Sigh. Dude, the ship has sailed on this one. C programmers have been writing OO code for decades. Just do some googling, read the book "OO in ANSI C", and stop being so contumaciously contrarian.
Doesn't seem like you know. So you have a structure that holds a pointer to a function. You have to set it to the correct function for each "object." (1st potential error)
Same as C++, just choose a named method table, in the same way as you would name an instance's class. This can be generated by an object factory or constructor function.
To use it you have to dereference a pointer.
Same as C++ for virtual functions. If the -> syntax offends you, it can easily be wrapped in a method that takes the object as a parameter.
No that isn't a method intrinsically tied to its object, it's just procedural programming. You have to manually pass the structure or a pointer. (2nd potential error)
Of course they're tied together, the method only operates on objects of that type (determined by the first parameter usually). In C++ this parameter is just in a different place.
You don't have inheritance so have to use containment instead. Quite cumbersome and counter intuitive to OOP.
Of course there is inheritance (just create a function table which is a copy of the old one and overwrite the methods you want to change, and ignore the the methods you want to inherent). You don't need object containment either, a simple set of macros containing attribute lists will allow you to define inheritance in much the same way as C++.
You might as well use separate procedures. Oh and don't forget to update that function pointer if necessary. (3rd potential error) No you don't have an object, you have a structure.
Update function pointer? Why would that be necessary - only the table pointer needs to be set per object, same as C++.
Yes that is the point of OOP. It's behind the scenes so most associations happen automatically exposing you to less errors. It's object oriented because you're thinking of objects and not data structures that have to be procedurally manipulated.
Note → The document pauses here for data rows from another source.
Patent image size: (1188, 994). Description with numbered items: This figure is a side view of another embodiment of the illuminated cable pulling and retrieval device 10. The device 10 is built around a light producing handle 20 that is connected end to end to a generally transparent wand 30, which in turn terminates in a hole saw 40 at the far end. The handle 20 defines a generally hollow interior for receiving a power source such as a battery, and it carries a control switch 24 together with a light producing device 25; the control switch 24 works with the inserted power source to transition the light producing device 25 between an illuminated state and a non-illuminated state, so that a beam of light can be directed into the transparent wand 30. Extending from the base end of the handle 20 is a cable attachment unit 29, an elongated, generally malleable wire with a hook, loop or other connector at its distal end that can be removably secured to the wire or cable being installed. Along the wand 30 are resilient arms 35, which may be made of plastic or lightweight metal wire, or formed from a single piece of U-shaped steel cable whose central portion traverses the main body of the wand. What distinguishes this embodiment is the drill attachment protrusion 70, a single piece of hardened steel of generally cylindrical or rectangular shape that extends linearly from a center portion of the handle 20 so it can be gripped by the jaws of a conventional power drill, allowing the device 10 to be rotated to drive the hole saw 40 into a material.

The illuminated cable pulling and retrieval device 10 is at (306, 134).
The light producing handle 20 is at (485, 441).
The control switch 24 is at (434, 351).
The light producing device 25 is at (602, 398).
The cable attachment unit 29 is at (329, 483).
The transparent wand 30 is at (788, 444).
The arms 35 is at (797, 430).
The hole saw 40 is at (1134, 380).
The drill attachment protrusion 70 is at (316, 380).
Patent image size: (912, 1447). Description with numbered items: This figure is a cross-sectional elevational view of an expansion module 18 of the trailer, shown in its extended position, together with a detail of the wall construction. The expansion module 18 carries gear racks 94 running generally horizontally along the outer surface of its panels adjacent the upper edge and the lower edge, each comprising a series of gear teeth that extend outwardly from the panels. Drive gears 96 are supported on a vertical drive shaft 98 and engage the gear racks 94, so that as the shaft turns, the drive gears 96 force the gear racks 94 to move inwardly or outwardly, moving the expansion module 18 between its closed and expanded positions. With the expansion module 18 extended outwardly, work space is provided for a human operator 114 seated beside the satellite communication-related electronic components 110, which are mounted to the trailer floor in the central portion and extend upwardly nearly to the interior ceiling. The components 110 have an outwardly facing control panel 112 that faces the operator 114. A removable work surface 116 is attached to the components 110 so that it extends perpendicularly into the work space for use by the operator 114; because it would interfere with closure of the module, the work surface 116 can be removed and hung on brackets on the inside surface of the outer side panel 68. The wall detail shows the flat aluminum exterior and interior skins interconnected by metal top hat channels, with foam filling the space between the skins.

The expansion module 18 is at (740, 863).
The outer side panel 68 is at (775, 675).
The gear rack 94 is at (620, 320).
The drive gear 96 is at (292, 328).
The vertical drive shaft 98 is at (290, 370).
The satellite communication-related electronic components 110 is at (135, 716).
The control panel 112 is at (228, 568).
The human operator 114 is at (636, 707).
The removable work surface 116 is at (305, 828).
No, that is the point of C++/Java/C#/etc. OOP is a paradigm - being "behind the scenes" has nothing to do with using the paradigm - you can shout that this isn't so from the rooftops all you want, but the world disagrees with you. I've worked in several OO C code bases before, and there is no conceptual difference to the model, and from the caller/API user's perspective, the syntax is actually pretty damn clean. No, overall I don't think C's OO syntax is particularly awesome, but fortunately I know the difference between syntax and semantics.